Recently I have realized (for the 50th time) that my plate is too full. This time is different, however. I have gotten to the root of why I keep over-filling my plate. In an effort to gain approval and acceptance, I so often take on jobs that are asked of me, or even just offered. There has been a great empty space in me that I keep attempting to fill. A chasm of inadequacy, a continual desire to be told I am worthy of breathing air on this planet.
Most of my relationships, I realize now, have been based on this emptiness. I have used friends and family constantly to make me feel valuable, and I am always open to a serious decline in value should I not receive a quantifying response. I have used other people as a measuring stick of my worth.

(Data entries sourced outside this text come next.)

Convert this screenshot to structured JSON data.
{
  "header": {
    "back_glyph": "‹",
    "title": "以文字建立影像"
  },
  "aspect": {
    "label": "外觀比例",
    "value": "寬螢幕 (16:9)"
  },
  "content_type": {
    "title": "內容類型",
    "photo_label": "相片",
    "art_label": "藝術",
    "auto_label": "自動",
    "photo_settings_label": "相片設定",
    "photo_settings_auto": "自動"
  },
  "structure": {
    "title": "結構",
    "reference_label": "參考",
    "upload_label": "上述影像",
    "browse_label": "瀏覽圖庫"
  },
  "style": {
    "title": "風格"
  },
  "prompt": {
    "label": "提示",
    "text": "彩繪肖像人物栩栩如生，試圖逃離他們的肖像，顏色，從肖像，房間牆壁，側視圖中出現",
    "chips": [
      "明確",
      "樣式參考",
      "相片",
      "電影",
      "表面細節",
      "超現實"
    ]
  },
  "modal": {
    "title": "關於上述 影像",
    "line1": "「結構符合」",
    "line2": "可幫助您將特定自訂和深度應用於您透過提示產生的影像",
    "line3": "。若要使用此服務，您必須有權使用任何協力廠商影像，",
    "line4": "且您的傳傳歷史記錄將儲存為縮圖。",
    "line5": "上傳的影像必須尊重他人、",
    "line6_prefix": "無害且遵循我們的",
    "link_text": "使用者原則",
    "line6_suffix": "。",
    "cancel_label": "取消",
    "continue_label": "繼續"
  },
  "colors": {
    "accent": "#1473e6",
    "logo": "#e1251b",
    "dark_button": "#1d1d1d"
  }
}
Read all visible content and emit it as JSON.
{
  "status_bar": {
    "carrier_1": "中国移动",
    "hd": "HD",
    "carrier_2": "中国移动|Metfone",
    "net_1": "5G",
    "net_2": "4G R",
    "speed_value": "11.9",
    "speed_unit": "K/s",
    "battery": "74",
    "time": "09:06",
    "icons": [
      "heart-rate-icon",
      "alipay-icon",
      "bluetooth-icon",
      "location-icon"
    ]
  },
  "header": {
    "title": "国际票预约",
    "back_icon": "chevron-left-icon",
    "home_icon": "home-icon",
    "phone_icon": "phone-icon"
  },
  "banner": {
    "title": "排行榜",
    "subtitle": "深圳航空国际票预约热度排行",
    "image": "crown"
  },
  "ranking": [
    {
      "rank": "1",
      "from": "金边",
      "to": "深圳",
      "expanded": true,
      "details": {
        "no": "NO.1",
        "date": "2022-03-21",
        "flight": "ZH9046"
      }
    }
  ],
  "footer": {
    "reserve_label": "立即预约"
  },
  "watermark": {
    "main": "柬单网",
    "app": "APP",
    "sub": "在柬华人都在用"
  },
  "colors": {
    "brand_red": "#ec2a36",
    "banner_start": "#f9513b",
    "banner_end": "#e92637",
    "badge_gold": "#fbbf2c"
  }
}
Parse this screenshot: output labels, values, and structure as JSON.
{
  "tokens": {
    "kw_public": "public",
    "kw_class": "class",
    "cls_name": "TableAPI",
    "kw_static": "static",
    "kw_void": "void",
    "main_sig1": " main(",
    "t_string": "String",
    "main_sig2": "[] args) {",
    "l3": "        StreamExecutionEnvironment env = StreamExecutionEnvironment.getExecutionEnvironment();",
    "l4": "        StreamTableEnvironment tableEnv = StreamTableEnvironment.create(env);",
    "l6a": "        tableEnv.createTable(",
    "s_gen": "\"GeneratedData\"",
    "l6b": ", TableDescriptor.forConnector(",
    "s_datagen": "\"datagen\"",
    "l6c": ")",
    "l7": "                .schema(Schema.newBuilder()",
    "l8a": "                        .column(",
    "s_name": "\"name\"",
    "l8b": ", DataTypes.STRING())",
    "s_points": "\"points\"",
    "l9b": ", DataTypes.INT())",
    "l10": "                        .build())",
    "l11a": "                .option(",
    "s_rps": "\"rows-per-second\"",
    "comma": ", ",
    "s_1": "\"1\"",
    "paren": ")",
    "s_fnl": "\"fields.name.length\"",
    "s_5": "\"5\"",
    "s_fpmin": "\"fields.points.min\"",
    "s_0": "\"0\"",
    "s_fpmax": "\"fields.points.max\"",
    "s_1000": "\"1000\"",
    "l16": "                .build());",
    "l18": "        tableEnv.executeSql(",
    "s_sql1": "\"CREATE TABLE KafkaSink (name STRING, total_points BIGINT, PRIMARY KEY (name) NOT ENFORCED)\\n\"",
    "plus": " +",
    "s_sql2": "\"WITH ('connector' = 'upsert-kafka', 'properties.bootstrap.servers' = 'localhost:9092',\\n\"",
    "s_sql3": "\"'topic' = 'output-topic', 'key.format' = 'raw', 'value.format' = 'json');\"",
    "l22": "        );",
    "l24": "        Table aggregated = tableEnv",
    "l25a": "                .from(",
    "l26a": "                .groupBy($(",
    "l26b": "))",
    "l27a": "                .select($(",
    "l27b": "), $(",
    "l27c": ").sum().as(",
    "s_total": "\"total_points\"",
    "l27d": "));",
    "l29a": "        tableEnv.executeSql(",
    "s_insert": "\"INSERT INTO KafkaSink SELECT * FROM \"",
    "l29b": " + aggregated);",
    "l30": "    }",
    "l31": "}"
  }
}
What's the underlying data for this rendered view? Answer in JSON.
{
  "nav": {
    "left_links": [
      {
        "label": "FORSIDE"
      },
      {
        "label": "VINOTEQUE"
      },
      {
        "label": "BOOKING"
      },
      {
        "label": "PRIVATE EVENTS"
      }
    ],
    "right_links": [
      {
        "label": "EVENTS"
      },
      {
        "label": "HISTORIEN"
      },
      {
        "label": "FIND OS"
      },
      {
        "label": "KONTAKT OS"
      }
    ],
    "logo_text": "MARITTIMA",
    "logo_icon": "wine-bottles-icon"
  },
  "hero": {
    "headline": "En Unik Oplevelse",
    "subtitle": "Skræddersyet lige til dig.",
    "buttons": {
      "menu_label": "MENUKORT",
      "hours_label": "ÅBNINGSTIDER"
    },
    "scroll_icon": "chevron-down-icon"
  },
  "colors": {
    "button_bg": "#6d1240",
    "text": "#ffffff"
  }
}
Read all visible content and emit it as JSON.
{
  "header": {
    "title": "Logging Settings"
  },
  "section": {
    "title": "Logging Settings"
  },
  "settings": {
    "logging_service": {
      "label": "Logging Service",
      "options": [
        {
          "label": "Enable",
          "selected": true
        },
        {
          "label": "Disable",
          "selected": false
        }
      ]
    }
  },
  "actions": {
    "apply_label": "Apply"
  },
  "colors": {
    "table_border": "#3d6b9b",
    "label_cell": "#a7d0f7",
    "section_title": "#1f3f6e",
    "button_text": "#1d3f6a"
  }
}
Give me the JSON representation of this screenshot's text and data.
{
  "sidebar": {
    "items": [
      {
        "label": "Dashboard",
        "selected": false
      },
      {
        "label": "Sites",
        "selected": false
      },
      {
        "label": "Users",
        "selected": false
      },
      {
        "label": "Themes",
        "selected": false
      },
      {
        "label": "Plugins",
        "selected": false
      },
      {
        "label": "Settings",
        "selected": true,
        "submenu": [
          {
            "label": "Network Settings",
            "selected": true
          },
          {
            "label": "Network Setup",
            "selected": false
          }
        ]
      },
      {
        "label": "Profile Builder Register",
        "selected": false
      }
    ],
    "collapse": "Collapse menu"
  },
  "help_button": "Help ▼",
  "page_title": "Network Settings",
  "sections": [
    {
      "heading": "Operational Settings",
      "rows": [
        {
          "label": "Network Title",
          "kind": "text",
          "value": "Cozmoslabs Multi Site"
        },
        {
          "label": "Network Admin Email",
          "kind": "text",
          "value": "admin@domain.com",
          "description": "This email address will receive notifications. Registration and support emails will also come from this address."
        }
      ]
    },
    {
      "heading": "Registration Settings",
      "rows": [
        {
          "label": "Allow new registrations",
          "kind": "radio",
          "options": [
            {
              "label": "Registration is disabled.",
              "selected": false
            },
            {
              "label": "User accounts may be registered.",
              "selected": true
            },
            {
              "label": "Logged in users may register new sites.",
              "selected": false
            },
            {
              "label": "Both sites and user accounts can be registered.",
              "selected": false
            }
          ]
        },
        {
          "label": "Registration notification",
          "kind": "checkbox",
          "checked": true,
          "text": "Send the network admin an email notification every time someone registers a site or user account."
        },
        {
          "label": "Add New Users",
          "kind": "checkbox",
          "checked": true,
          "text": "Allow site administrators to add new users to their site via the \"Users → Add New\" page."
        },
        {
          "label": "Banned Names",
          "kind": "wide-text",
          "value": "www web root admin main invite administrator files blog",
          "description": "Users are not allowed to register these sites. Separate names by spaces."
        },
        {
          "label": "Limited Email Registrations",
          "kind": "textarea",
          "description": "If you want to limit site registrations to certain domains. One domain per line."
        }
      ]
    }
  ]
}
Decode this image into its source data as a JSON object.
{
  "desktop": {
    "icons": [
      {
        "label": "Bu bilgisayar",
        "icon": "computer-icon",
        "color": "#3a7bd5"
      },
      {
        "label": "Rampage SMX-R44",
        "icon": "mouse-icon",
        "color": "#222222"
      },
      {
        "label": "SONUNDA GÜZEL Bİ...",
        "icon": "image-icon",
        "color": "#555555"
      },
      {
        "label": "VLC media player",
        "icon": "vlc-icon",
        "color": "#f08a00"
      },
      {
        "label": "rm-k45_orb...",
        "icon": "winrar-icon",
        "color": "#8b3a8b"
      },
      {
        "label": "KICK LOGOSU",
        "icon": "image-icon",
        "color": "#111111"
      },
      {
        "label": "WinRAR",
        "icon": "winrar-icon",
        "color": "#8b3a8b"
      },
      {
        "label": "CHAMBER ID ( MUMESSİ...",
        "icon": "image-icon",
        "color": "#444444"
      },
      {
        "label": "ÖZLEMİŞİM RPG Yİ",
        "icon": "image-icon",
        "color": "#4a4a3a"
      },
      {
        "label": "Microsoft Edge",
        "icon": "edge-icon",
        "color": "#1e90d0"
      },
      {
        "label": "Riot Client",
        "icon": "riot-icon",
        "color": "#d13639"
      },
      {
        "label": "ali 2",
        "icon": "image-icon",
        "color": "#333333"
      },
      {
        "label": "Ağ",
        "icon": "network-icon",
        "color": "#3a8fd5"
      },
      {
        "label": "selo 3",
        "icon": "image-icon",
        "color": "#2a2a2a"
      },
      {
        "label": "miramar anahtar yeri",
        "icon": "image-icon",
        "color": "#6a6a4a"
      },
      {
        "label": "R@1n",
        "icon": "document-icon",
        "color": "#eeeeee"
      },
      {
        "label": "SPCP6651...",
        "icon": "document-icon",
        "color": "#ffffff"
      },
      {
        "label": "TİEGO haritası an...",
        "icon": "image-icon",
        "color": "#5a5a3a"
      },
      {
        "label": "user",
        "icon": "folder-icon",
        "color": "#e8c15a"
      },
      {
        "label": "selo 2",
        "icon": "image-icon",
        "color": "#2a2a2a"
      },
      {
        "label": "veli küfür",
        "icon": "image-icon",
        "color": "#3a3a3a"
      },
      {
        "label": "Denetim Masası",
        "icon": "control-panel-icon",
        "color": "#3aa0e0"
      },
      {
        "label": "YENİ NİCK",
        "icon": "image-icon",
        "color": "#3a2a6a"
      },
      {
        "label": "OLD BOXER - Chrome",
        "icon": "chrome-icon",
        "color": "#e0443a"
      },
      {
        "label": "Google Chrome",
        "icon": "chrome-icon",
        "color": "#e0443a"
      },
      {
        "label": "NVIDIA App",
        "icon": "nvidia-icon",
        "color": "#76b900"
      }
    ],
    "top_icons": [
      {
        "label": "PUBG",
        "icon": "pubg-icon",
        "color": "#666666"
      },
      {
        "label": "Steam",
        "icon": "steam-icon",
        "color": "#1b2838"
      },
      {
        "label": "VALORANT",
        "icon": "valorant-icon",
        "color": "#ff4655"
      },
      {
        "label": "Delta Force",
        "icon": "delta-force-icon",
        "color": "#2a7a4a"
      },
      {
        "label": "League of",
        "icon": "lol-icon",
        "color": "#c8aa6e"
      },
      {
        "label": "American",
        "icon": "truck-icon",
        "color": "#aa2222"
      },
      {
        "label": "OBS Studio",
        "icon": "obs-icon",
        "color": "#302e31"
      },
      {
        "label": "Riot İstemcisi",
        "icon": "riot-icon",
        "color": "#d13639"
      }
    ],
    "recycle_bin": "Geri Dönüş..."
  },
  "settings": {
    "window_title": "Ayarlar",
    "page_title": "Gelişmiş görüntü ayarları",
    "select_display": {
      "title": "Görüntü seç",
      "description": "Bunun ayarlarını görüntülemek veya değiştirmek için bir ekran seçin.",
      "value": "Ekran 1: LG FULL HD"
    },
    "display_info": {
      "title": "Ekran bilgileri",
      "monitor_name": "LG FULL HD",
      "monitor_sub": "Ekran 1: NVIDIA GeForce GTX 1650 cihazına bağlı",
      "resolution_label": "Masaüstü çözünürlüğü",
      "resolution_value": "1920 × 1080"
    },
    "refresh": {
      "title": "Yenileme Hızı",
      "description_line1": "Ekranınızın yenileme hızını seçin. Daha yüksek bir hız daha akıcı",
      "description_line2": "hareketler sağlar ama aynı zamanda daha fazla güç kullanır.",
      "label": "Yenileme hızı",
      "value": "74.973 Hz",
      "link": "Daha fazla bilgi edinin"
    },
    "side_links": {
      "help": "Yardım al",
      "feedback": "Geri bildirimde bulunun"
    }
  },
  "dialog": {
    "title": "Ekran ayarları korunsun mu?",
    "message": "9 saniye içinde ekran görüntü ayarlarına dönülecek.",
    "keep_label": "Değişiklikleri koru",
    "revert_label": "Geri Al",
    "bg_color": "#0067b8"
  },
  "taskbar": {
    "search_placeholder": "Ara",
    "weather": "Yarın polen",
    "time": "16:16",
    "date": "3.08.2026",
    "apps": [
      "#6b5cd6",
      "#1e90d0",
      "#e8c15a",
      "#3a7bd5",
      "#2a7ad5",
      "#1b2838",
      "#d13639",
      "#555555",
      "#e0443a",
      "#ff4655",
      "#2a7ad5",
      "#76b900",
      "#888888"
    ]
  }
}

Recently I have reassessed my gauges. I have reorganized my yard and begun to set clear boundaries as to what I allow to affect that yard. I am building stronger fences in between those relationships which leave me the most vulnerable, and in the process, I am able to more clearly see the beauty of what God has given me to care for. He created a garden just for me to tend and I am learning to not allow my energies to be drained by others, whether by their doing or my own. For that only leaves me with an empty cup at the end of the day from which to pull my resources.
Any projects that I take on should be done joyfully out of an abundance of wholeness, rather than an attempt to fill an emptiness. I am learning to open up these dark, empty spaces in myself so that the Spirit may enter and work me toward fullness. He is the only way to a whole and healthy place, the only truth and the only life.